Rowan nods, remembering. Rosie puts her empty mug down on the table and picks up her son like a blanket. He appears to be missing a large triangle of hair from his crown. It’s stuck to his top lip.
“Of course, she didn’t come over,” continues Rosie. “And the drumming worse than ever. Next thing we get this curt message saying she’d gone away for a bit – it went to everybody so you’ll have seen it – and now here we are with me paying for her oil in a house that nobody’s in. If it wasn’t for Eve I’d be knee-deep in post.”
Rowan ducks into her eye-line. “I think you’ve been a very good friend,” he says, and means it. “I also think you’ve done the right thing in telling me. I’m getting concerned myself.” He stands up, business-like. “I’m going to go and see eve and see if she’s had any other contact with her.”
“But you just did,” protests Rosie. “That message. She’s okay, yeah?”
Rowan nods, unable to help himself. “Of course, I just think, well …it’s best to be belt-and-braces when it’s somebody you care about, yeah?”
“Yes, of course,” says Rosie, glancing distractedly at the window. “It’s still throwing it down out there, you should really wait it out.”
Rowan remains in a crouch, half up, half down. “It’s best I go,” he says, and it’s sincere. “I’ll go and see Eve, like you suggest. Do you have any post to take to her, just while I’m here?”
She nods, brightly. Returns with a small pile of white and brown envelopes along with some cellophane-wrapped periodicals. “Can I dry your clothes?” she asks, on impulse. “I can’t imagine anything worse than damp clothes.”
“That must be nice,” smiles Rowan. “I can.”
“I’m sorry, I know that must make me sound like some demented housewife,” she says, huffily. Her fringe flops down a little. “I’m not trying to get in your pants.”
Rowan changes his angle so he can look at her properly.
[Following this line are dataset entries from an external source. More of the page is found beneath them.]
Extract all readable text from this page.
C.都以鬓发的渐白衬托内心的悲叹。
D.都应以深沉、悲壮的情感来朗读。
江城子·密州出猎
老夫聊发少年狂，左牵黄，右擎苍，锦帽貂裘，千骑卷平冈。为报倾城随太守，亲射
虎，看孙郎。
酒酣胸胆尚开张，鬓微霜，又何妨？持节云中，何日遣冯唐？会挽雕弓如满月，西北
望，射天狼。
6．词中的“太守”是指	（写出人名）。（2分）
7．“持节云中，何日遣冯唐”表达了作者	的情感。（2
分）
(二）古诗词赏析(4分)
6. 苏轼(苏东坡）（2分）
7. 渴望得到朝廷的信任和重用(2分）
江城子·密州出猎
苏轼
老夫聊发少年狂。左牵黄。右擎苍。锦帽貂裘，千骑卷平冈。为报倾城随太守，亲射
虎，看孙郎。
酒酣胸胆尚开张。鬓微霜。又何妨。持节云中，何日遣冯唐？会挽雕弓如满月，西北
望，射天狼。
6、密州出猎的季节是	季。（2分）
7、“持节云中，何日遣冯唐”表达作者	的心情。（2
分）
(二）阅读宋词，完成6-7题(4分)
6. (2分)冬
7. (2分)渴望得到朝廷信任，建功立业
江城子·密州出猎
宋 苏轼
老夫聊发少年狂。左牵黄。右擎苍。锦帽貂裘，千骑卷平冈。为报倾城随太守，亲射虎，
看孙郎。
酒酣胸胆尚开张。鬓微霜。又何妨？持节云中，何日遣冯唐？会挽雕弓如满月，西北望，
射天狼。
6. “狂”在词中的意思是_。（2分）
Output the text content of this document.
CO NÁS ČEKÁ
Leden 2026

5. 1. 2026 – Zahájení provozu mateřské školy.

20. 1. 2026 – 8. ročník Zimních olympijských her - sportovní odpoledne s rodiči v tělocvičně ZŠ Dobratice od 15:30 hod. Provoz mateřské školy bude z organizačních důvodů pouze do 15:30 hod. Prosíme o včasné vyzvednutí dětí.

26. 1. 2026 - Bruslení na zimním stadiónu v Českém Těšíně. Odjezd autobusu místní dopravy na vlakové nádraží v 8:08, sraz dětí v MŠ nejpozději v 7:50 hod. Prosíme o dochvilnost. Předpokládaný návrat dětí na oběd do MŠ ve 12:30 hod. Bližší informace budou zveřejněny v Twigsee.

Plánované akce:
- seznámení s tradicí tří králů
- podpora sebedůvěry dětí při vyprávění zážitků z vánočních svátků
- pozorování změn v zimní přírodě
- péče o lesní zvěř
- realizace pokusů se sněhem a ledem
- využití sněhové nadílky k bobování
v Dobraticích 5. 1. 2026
“I can’t even get them off,” says Rowan, smiling.
“Will you tell me what Eve says,” she asks, some of the light leaving her again. “Or just, y’know, ask her of a picture of herself – Violet I mean. Just something to show she’s okay.”
“Holding a newspaper with today’s date, yes?” smiles Rowan.
“And you’ll call back, yes?” she asks, and there’s less little girl in her voice.
Rowan looks around him. The bright walls, the posh curtains, the little plump baby and the delightful artist who’s just given away for free what might make him a lot of money. He feels the pang of conscience and decides the decent thing to do would be to leave her well alone.
“I’ll call back,” he says. He hopes he’s lying.
20
Tuesday, November 14, 1988
Nab Scar Cottage,
2.14pm
Derrick Millward is staying in a neat, white-plastered yeoman’s cottage overlooking the silvery stillness of Rydal Water. To the rear, the soggy green mass of Nab Scar provides a barrier of sorts from the driving rain, though the storm has still managed to spatter the dark, mullioned windows and almost obscure a black diamond date-stone above the porch: 1654. From the other side of the lake, Eve fancies that the house must look like a child’s drawing.
“Bloke who runs the place is a decent sort,” explained Millward, as he led her from the rain-spattered parking area into the warm comfort of the little B&B. “No awkward questions or slurs to your reputation if you were to trust yourself to be alone with me …,”
He’d said it with a twinkle but there was no disguising the note of regret in his voice. They both know she’s safe with him. Both know she wouldn’t give a damn what anybody had to say, even if he was to chance his arm.